Said Walls, “She just loved to tell that story — she hated the way the world underestimated her and she loved to prove them wrong. Sometimes a woman could do anything a man could, and sometimes they could do things men couldn’t.”

It’s nearly impossible to avoid comparing Lily’s ceaseless, indomitable grit with Walls’ own, and that was something she found exquisitely delightful about writing this story. “My mother would say, ‘You’re going to grow up just like my mother’ — and it was not a compliment. I can be a little willful or overdetermined at times. Everything in life is a blessing and a curse; that steeliness and toughness can get you through some tough times, but it doesn’t make you the easiest person in the world to live with and not the most sympathetic.

“I’m on a campaign right now to get people to explore our past, to talk to our ancestors. Sit down and interview them — these patterns do emerge. I like to say that if something seems inexplicable about your family, you just haven’t dug deep enough. You shouldn’t be a prisoner of your history, but it does explain a lot about who you are and where you are. In researching this, there were just so many ‘Oh my gosh, this explains a lot’ moments, and I think that’s wonderful.”

When I ask if she has any specific tips about digging up the family dirt, she laughs. “I think that if you just ask grandparents about their lives, you can’t get them to shut up. But I do find that sometimes the things you think are just fascinating are stuff they don’t even think of.

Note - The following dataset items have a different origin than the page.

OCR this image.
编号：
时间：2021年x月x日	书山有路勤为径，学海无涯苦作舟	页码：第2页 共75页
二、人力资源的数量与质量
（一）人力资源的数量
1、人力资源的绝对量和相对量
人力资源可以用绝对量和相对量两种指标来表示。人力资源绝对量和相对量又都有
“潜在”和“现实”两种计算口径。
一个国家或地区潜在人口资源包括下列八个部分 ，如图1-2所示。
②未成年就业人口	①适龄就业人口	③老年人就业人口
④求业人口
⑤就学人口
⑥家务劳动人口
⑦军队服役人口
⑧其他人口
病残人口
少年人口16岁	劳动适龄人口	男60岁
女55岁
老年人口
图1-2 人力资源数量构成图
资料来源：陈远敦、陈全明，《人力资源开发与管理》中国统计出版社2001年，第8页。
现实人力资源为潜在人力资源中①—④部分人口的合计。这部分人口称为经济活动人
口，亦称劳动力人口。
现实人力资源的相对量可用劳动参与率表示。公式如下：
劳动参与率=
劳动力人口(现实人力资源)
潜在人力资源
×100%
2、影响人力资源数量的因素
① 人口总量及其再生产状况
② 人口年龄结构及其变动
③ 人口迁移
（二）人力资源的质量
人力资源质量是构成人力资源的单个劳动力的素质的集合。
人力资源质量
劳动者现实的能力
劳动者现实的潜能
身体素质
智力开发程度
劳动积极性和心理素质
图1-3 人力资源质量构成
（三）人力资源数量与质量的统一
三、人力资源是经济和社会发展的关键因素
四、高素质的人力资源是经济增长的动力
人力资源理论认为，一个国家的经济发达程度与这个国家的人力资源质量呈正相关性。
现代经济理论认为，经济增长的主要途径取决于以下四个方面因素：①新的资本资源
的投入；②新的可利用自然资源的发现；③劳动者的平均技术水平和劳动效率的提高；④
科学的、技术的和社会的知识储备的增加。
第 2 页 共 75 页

Like the story of Lily’s 500 mile trek (as a teenager, alone on her favorite horse, trotting across the desert to her future in the teaching profession) — she and my mother were listening to the radio and there was a story about a woman who’d ridden 350 miles and she said, ‘Well that’s nothing. I rode 500 miles to my first job.’ And my mother just about fell off her chair, but Lily was like, ‘That’s just how we got around.’

“You could ask, ‘What’s your biggest memory?’ or ‘Tell me about the school you went to’ or ‘Tell me about your mother’s memories.’ ‘Tell me about your first job, the town you were raised in, how you prepared food, what happened when you guys hurt yourselves.’ It’s such a different world that people will be shocked by it. I think it opens the world to you. And I think most grandparents are delighted to talk about it.”

And please, please — if your family history turns up a gem like Lily Casey Smith, write us a book about it.

Jeannette Walls will read from and sign "Half-Broke Horses" at the downtown Borders at 7 p.m. on Tuesday, Jan 5.

Leah DuMouchel is a free-lance writer who covers books for AnnArbor.com.

Comments

Barb

Thu, Jan 7, 2010 : 2:26 p.m.

I downloaded this for my Kindle by accident and was hoping I'd end happy that I did. Yay! Sounds like I will be.

Leah Rex

Wed, Jan 6, 2010 : 10:17 a.m.

I loved this book but love your review just as much. Excellent writing!

John

Mon, Jan 4, 2010 : 12:39 p.m.

This book was just great. One of the very funny instances is where she keeps taking out her false teeth to show everyone how beautiful they are........really cracked me up. What a woman, and her husband Jim is right up there too! Definitely worth a read.

pgeorgia

Mon, Jan 4, 2010 : 11:42 a.m.

I loved this book! I can't wait to meet her.